Propos recueillis pour les Echos. Découvrir l’article en intégralité.
Les complémentaires de santé jouent un rôle central dans le financement des soins. Pourtant, chaque année, la loi de financement de la Sécurité sociale leur ajoute de nouvelles prises en charge, sans réellement évaluer leurs répercussions. Leur rôle ne peut se limiter à celui de simples exécutants des décisions prises ailleurs, défend Stéphane Junique, président de VYV.
La France peut se targuer d’avoir le reste à charge le plus faible du monde grâce à un système de complémentarité santé solidaire. Ce modèle unique garantit que l’accès aux soins reste abordable pour tous, même dans un contexte de hausse continue des dépenses médicales. Pourtant, cette réussite est aujourd’hui menacée par une gouvernance déséquilibrée, laissant les mutuelles en marge des décisions de financement.
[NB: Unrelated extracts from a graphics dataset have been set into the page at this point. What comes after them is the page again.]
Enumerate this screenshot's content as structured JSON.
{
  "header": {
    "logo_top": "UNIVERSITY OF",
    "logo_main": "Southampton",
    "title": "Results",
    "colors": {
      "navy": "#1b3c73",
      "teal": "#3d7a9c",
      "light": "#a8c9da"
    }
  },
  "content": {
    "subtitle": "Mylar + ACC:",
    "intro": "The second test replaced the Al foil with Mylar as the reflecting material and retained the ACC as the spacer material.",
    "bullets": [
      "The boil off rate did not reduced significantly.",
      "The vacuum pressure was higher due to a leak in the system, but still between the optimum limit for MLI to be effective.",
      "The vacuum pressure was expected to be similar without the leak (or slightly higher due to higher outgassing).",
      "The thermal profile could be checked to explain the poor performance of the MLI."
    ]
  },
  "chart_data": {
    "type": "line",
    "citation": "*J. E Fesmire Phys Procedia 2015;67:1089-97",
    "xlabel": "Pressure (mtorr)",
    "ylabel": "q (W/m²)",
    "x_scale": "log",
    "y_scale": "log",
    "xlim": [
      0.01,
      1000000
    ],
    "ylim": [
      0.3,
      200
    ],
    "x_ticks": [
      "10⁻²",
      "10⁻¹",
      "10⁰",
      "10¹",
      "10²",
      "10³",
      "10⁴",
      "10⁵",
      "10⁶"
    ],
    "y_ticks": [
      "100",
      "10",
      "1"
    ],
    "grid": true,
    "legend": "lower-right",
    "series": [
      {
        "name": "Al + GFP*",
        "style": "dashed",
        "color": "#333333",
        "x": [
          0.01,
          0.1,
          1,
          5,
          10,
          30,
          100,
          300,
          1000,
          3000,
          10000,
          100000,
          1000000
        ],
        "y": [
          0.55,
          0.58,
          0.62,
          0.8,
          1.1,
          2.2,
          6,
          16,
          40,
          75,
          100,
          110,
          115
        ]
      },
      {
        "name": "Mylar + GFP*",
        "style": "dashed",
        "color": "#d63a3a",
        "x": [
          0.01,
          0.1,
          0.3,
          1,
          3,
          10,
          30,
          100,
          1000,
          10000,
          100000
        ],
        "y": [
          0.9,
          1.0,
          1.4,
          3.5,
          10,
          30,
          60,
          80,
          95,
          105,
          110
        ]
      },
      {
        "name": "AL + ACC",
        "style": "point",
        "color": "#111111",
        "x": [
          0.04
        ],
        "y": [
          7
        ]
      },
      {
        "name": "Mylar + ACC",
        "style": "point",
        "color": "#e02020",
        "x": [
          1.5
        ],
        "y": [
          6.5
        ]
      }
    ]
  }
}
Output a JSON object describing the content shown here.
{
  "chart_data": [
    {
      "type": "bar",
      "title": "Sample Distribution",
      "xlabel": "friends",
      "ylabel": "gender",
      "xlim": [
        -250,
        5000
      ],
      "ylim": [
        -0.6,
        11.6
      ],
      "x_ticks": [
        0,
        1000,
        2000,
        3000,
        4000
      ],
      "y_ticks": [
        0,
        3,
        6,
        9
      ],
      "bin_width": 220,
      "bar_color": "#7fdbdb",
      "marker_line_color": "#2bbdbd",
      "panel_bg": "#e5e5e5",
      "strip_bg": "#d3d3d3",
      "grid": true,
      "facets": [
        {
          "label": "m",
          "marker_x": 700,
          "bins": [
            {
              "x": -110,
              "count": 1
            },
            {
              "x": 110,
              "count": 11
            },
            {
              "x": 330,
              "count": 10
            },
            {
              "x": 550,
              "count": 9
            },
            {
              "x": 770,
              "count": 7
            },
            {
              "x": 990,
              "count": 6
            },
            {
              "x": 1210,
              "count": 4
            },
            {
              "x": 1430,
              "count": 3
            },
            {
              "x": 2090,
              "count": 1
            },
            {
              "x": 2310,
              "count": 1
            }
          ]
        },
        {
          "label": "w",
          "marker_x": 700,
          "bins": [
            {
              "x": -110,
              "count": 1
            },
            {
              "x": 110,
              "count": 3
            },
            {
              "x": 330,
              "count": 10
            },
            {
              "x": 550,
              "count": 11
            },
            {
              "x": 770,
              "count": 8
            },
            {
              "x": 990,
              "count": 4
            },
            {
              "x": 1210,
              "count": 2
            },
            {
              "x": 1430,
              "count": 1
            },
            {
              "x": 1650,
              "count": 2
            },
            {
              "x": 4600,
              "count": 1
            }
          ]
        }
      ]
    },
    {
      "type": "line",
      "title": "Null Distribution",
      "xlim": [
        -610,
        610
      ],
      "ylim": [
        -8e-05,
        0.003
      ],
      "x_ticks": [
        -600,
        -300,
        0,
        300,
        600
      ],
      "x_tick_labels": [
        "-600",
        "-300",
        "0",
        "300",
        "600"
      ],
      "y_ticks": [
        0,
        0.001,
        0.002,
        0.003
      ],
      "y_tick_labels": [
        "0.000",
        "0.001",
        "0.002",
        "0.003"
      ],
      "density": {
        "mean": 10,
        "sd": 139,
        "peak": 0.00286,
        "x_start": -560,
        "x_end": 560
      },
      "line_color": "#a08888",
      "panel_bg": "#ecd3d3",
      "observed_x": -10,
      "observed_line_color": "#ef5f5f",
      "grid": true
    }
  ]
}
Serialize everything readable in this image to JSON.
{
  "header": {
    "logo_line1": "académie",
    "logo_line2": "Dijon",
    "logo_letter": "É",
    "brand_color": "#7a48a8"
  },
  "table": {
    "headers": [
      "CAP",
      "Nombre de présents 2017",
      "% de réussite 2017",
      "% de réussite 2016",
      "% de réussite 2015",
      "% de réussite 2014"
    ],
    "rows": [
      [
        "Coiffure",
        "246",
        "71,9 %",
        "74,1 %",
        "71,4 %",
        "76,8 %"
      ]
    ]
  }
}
L’augmentation massive des dépenses de santé, avec une hausse de 30 % de la consommation de soins et biens médicaux en seulement dix ans, est un phénomène bien connu. Il est accentué par le vieillissement de la population, la prévalence des maladies chroniques et le coût croissant des innovations médicales et des nouvelles technologies de santé.
Aujourd’hui, la situation des comptes sociaux atteint un niveau alarmant et la question du financement de la santé devient plus critique que jamais. En parallèle, les Français peinent à absorber l’augmentation constante des dépenses qui pèsent lourdement sur leur pouvoir d’achat et leur accès aux soins. Dans ce contexte, un aspect essentiel est trop souvent négligé : la gouvernance du financement des soins. Qui décide des modalités de prise en charge et selon quels critères ?
Une gouvernance dysfonctionnelle
Les mutuelles de santé, les assureurs et les instituts de prévoyance jouent un rôle central dans le financement des soins. Mais contrairement à l’Assurance maladie, ils ne peuvent utiliser l’endettement pour absorber l’impact des décisions prises par l’Etat. Chaque nouvelle prise en charge se répercute directement sur le coût des complémentaires santé, avec pour conséquence une hausse continue des cotisations.
Chaque nouvelle prise en charge se répercute directement sur le coût des complémentaires santé, avec pour conséquence une hausse continue des cotisations.
La gouvernance actuelle du système est dysfonctionnelle et génère des déséquilibres. Les négociations entre les professionnels de santé et l’Assurance maladie décident de la prise en charge des actes médicaux sans réellement évaluer les répercussions sur les organismes complémentaires. Chaque année, la Loi de Financement de la Sécurité sociale (LFSS) ajoute de nouvelles prises en charge, sans tenir compte des études d’impact nécessaires ni inclure les mutuelles dans les discussions. Le PLFSS 2025 prévoit des transferts vers les mutuelles de plus de 1,5 milliard d’euros en santé et au moins 600 millions sur l’indemnisation des arrêts de travail.
Renforcer la codécision
Des pratiques efficaces de codécision, comme l’ACIP, montrent que la concertation entre les pouvoirs publics et les acteurs peut porter ses fruits. Il est regrettable que l’initiative prise par l’ancien ministre de la Santé, François Braun, d’installer un comité de dialogue avec les organismes complémentaires (CDOC), ambitieux dans ses objectifs de départ, n’ait pas tenu la promesse d’une réelle concertation entre l’Etat, l’Assurance maladie et les mutuelles. Il devient urgent de formaliser une gouvernance partagée pour répondre à l’inexorable inflation des dépenses de santé à venir. Il est également urgent de favoriser le partage des données, à des fins de pilotage, entre les mutuelles et les autorités sanitaires, en assurant une régulation conforme aux normes européennes du RGPD.
Aujourd’hui, plus que jamais, les mutuelles restent un socle protecteur essentiel. Elles garantissent l’accès aux soins pour des millions de Français. C’est pourquoi leur rôle ne peut se limiter à celui de simples exécutants des décisions prises ailleurs. Une gouvernance partagée et transparente est essentielle pour l’avenir de notre système de santé.